In this study, a Tibetan population from Lhasa (Wei Tibetan), the capital of the Tibetan Autonomous Region, was analysed. Sequence variations in 58 STRs and 94 iiSNPs, and population data from these two kinds of markers were reported. Parameters of evidence weight were also performed.

Results

Sequencing quality and concordance analysis

The average cluster density was 740 k/mm2, while the average total number of reads was 96,239 and 110,292 for each sample for the two runs (Supplementary Table S1). Concordance analysis of two software packages (UAS and STRait Razor v2s) showed the same allele calling based on length. The LB alleles were in concordance with corresponding CE results for the 23 shared STR loci from the Forenseq system and Goldeneye DNA ID System 25A amplification system (Peoplespot SciTech Incorporation, Beijing, China) except D22S1045. Allele imbalance was observed at D22S1045 and all of the ACRs from D22S1045 were lower than 0.50 (range from 0.0113 to 0.4918) (Fig. 1), which led to some miscalling of heterozygotes as homozygotes. Considering that allele genotypes of the D22S1045 locus were questionable, D22S1045 were discarded for the following statistics. Sequence-based average ACRs of the other 26 A-STRs ranged from 0.6996 (Penta E) to 0.9572 (TH01) (Fig. 1).

Figure 1
figure 1

Allele coverage ratios of 27 A-STRs.

A-STRs dataset were verified and accepted by STRidER (https://strider.online/) with the assigned accession number STR00014922.

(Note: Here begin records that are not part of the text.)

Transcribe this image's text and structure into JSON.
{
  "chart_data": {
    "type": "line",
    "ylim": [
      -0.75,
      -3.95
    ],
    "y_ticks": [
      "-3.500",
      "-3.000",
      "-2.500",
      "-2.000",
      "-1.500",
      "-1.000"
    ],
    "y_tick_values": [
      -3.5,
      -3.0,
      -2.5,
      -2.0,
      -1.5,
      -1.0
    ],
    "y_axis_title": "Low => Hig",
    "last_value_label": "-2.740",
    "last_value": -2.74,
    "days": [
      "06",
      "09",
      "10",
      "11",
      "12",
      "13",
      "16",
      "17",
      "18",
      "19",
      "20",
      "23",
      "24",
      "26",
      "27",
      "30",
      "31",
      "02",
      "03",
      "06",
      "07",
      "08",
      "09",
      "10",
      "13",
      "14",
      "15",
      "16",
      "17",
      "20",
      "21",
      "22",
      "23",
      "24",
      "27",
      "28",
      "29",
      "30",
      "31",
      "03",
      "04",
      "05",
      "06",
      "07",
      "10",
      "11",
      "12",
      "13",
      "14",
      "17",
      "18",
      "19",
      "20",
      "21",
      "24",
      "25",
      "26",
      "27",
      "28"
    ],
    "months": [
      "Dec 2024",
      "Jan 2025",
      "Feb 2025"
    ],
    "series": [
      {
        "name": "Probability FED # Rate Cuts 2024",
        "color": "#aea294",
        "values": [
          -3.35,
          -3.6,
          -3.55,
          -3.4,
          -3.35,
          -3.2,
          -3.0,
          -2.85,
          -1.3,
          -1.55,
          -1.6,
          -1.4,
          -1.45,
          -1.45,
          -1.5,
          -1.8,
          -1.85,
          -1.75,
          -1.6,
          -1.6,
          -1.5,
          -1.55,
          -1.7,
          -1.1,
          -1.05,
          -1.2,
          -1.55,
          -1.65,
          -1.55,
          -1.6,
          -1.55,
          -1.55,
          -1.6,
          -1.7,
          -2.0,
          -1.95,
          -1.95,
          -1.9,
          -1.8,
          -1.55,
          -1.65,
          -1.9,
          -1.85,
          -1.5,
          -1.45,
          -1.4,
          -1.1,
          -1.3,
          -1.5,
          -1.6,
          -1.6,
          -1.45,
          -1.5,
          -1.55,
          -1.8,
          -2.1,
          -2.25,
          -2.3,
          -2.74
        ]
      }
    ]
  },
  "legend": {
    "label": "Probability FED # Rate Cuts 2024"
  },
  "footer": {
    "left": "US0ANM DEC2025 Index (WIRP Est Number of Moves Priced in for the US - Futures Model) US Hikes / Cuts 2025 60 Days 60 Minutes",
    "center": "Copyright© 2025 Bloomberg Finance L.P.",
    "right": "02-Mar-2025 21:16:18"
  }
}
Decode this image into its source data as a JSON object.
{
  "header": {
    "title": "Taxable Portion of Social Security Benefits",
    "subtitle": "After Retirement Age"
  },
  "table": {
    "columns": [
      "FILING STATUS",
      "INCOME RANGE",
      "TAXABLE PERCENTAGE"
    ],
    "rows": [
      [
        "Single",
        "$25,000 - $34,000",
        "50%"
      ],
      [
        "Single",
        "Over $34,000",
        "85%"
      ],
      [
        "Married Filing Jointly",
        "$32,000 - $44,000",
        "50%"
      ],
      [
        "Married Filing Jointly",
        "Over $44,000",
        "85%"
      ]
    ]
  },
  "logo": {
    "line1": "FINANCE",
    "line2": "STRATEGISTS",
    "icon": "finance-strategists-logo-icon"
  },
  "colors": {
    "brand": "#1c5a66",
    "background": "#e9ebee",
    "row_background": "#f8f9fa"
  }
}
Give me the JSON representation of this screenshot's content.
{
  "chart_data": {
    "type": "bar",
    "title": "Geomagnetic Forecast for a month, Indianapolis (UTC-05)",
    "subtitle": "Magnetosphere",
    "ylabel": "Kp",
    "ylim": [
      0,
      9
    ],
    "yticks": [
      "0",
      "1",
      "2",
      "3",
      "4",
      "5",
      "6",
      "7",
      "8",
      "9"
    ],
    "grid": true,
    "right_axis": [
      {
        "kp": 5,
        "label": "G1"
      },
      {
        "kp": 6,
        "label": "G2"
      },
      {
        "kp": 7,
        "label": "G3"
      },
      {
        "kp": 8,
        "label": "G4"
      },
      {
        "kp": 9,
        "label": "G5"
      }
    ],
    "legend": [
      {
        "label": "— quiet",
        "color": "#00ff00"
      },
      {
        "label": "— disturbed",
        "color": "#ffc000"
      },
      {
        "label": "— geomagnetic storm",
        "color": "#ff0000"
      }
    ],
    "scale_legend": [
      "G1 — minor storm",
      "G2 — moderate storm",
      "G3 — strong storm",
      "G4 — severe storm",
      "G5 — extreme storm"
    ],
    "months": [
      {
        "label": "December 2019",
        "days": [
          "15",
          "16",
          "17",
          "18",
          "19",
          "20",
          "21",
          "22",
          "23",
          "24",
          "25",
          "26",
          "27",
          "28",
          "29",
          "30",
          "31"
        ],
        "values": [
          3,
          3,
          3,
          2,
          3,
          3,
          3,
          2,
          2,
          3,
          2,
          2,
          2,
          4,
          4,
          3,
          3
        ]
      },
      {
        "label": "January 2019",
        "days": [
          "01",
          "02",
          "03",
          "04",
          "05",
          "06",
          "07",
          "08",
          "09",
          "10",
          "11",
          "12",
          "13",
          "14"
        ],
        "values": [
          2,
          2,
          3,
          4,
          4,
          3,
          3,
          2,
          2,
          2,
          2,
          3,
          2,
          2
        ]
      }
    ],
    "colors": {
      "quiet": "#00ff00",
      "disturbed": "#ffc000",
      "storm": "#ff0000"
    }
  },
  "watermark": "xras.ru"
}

Novel alleles and STR allele sequence variations

Thirty-nine novel alleles were detected at 20 loci in the Tibetan population compared with the records in STR Sequencing Project (STRseq)44 (Table 1). As shown in Supplementary Table S2 (descending order), a total of 353, 166 and 83 alleles were identified through sequence-based approaches, while 241, 125 and 59 alleles were identified by length-based approaches for A-STRs, Y-STRs and X-STRs, respectively. An increase in the allele number by sequencing was observed at 17 A-STRs, 11 Y-STRs, and 5 X-STRs, in which 10 STRs showed greater than 100% (from 100 to 216.67%) increases. In concordance with that of Wang et al.’s study of 58 Tibetans45, STRs with increasing allele numbers were mainly compound and complex repeat STRs. We categorized the sequence variations into three groups, i.e., repeat region variants only (RRVO), flanking region variants only (FRVO) and repeat region plus flanking region variants (RRFR) (Fig. 2). We found that RRVO accounted for the largest number of variations that contributed to the increased number of alleles (Supplementary Table S2).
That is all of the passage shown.